L'auteur du meurtre, Timothée Fournier, âgé de 26 ans.

Au moins 17 ans de prison pour le meurtrier de Plaisance

L’auteur du meurtre survenu la veille du Jour de l’an 2017 à Plaisance a reçu une lourde sentence, mercredi.

Timothée Fournier, 26 ans, a plaidé coupable du meurtre sans préméditation d’Éric Dugas, cet été.

Pour avoir assené 26 coups mortels de couteau et de machette à sa victime le 31 décembre 2016, Timothée Fournier passera le reste de ses jours derrière les barreaux.

Il ne pourra demander sa libération conditionnelle que 17 ans après le début de son incarcération, soit en 2034.

Avant de prendre le chemin du pénitencier, Timothée Fournier a entendu ce que vivaient six membres de la famille de sa victime. Trop ébranlés pour s’adresser directement au tribunal, ils ont demandé à la procureure de la Couronne, Me Stéphany Robitaille, de lire leurs lettres.

Éric Dugas et son fils Christopher s’étaient rapprochés quelque temps avant le drame.

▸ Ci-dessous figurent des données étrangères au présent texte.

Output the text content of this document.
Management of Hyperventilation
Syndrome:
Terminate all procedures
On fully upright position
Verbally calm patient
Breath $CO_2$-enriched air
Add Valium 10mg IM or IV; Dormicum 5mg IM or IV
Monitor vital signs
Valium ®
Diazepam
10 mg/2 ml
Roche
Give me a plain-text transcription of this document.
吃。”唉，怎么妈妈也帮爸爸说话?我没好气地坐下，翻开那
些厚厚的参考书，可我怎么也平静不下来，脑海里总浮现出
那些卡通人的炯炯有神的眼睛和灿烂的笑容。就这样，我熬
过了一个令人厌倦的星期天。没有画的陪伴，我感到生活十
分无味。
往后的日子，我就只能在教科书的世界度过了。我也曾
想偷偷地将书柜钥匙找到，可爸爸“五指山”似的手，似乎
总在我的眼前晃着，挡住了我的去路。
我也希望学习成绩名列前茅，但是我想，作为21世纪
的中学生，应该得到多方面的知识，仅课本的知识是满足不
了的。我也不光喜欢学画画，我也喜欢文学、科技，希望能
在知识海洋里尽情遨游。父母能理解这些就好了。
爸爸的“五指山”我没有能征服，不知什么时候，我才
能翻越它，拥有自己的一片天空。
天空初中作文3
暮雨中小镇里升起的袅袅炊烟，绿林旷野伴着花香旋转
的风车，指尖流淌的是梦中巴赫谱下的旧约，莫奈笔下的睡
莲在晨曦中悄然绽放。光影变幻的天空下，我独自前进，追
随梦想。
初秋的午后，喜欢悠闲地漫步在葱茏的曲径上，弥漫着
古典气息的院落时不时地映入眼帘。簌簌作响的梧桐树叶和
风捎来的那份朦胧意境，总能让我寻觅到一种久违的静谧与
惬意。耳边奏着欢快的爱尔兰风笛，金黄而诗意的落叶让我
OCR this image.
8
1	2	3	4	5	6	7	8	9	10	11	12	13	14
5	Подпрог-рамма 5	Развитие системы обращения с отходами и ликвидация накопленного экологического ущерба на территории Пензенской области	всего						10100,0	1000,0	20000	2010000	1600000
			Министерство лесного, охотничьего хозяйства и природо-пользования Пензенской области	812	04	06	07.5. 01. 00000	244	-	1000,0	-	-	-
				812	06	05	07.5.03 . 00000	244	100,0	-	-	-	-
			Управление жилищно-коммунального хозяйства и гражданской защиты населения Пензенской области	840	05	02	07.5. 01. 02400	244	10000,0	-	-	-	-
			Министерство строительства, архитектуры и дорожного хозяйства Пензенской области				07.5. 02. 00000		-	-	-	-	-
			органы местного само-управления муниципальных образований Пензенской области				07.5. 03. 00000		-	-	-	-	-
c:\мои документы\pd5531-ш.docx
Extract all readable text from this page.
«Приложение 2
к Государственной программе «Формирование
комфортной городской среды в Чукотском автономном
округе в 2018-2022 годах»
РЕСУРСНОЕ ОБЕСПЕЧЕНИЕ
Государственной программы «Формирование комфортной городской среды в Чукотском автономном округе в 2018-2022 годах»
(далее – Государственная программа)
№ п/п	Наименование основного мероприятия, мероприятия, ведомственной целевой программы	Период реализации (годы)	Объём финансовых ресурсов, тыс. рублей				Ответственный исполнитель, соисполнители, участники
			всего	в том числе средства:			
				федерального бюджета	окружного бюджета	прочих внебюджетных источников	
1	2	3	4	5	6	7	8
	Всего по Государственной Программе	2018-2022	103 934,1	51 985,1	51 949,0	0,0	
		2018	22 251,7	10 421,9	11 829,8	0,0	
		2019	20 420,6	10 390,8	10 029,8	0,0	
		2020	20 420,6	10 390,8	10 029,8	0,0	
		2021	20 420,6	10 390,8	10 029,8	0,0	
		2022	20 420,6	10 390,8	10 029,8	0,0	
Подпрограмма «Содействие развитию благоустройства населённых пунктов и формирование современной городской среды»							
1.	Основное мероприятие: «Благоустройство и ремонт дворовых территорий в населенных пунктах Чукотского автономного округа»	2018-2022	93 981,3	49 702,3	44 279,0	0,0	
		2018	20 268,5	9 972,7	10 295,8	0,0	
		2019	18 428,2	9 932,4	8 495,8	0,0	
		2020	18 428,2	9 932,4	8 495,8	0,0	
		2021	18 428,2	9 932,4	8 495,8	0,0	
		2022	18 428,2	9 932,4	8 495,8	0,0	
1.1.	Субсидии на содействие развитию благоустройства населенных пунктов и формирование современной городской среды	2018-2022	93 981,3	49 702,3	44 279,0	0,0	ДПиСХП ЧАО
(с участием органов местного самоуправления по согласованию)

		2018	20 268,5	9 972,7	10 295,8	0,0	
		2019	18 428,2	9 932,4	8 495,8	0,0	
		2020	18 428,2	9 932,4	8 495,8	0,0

«Je me rappelle de bons moments avec lui dans le parc, a écrit Christopher Dugas. Il s’assurait toujours de m’apporter un nouveau cadeau, chaque fois. Même après 13 ans sans lui parler, il a eu un grand coeur et il m’a pris, à bras ouverts, pour apprendre à me connaître. Mais ce rêve que nous partagions (de se rapprocher) a été enterré. Il ne va jamais se réaliser. J’ai l’espoir que, grâce à sa famille, je vais pouvoir en apprendre sur lui en tant que personne. J’aurais aimé qu’il sache qu’il allait devenir grand-père, et j’aurais aimé qu’il passe du temps avec (l’enfant). Cela m’aurait rappelé de bons moments.»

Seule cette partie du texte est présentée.